Résumé
Introduction : Le processus décisionnel d’une intervention chirurgicale est très complexe et met en jeu plusieurs acteurs : patient, chirurgien, médecin traitant, personne de confiance, et de nombreuses sources d’informations. Ce processus nécessite une information claire, loyale et adaptée. Cependant, la première chambre civile de la Cour de cassation, dans un arrêt du 11 mars 2010 vient de rappeler qu’il incombait au chirurgien de laisser un temps de réflexion « adapté au patient pour que ce dernier puisse mûrir la décision et recueillir, s’il le désire, d’autres avis chirurgicaux ou d’autres informations. ». La réglementation et la jurisprudence ne donnent aucune précision sur la durée de ce temps de réflexion adapté. L’objectif principal de ce travail est d’étudier la notion de délai de réflexion et l’objectif secondaire, la place du chirurgien et du médecin traitant dans le processus décisionnel.
Matériel et méthode : Nous avons réalisé une étude prospective observationnelle longitudinale dans le service de chirurgie orthopédique, traumatologique et arthroscopique du CHRU de Nancy.

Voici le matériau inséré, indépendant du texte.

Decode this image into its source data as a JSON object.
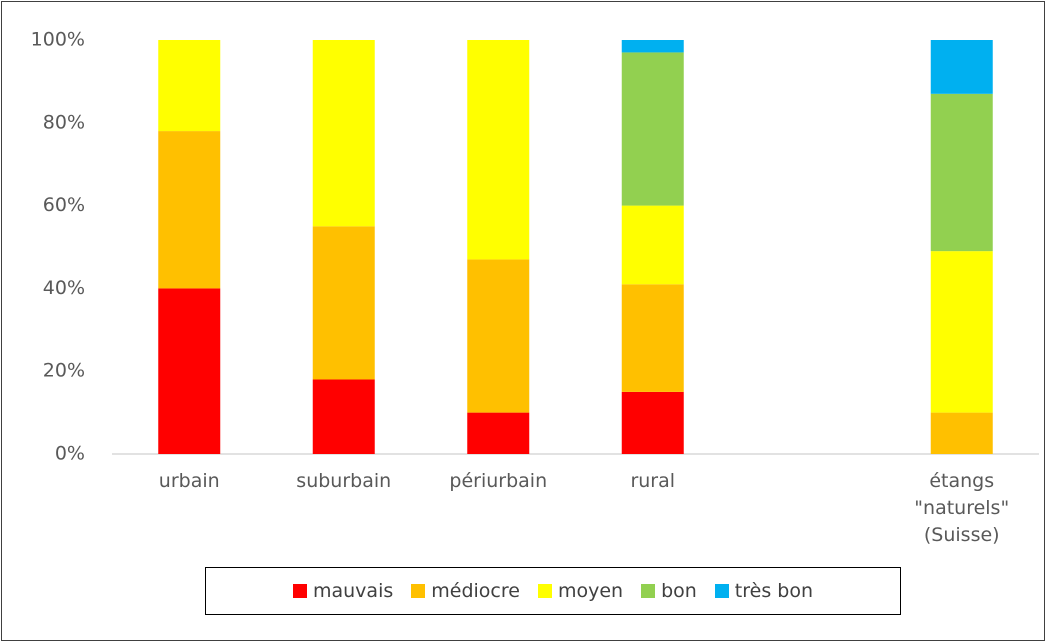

La cohorte a été définie par les patients hospitalisés dans le cadre d’une intervention programmée en chirurgie orthopédique entre le 1er septembre 2017 et le 31 octobre 2017. Les critères d’exclusion étaient les suivants : patients ne désirant pas participer à l’étude, ou refusant de signer le protocole de consentement éclairé, patients mineurs, patients privés de liberté, patients placés sous une mesure de protection juridique (curatelle, curatelle renforcée, tutelle). Les patients de la cohorte étaient pris en charge en hospitalisation dite classique. Les analyses statistiques sont conduites à l’aide du logiciel R dans sa version la plus récente munie de tous les packages nécessaires à l’analyse des données : Development Core Team (2014), (R: A language and environment for statistical computing, Foundation for Statistical Computing, Vienna, Autriche). Les analyses comparatives entre les différents groupes considérés sont réalisées en utilisant les tests de Student ou Mann–Whitney–Wilcoxon en fonction de la distribution de la variable quantitative étudiée. Les distributions des variables qualitatives sont comparées par le test du Chi2 ou le test non-paramétrique de Fisher exact. Avant réalisation de chaque analyse, les conditions d’application des tests utilisés sont vérifiées (correction de Yates). Les tests sont considérés comme significatifs au seuil de 5 % (valeur du seuil alpha).
Résultats : Cent quatorze patients ont été inclus parmi les 134 opérés pendant la période. Dans le processus décisionnel plusieurs facteurs entrent en jeu : le médecin traitant est utile et très utile dans 61,7 % des cas. Chez 52,2 % des patients il est à l’origine de la consultation chez le chirurgien. Les patients prennent une décision concernant l’acte avant d’avoir vu le chirurgien dans 43 % des cas faisant confiance ainsi au médecin généraliste dont les connaissances sur les pathologies sont estimées bonnes (87,7 %). Dans le processus décisionnel le chirurgien est nécessaire dans 70,5 % des cas et la personne de confiance dans 20 % des cas. Le délai de réflexion semble nécessaire pour 45,2 % des patients. Parmi les patients, 27,7 % souhaiteraient qu’il soit rendu obligatoire. En moyenne, l’estimation du délai de réflexion nécessaire est de 25,8 jours IC95 % (17,1–34,5).
Conclusion : Notre étude est la première à étudier et à montrer l’articulation des différents protagonistes dans le processus décisionnel : le patient, le médecin généraliste, le chirurgien orthopédique, la personne de confiance, fonctionnent en harmonie. Cette étude montre que le délai de réflexion est utile dans la conceptualisation de l’information. Les patients considèrent cependant qu’il ne doit pas être rendu obligatoire par la réglementation.
Summary
Introduction: The decision-making process for surgery is very complex and involves several actors: patient, surgeon, attending physician, trusted person, and many sources of information. This process requires clear, fair and appropriate information. However, the first civil chamber of the French Cour de cassation, in a judgment of March 11, 2010 recalled that it was up to the surgeon to allow time for reflection “adapted to the patient so that the latter can mature the decision. And collect, if desired, other surgical advice or other information”. The regulations and case law do not give any details on the duration of this adapted reflection time. The main objective of this work is to study the concept of reflection time and the secondary objective the place of the surgeon and the attending physician in the decision-making process.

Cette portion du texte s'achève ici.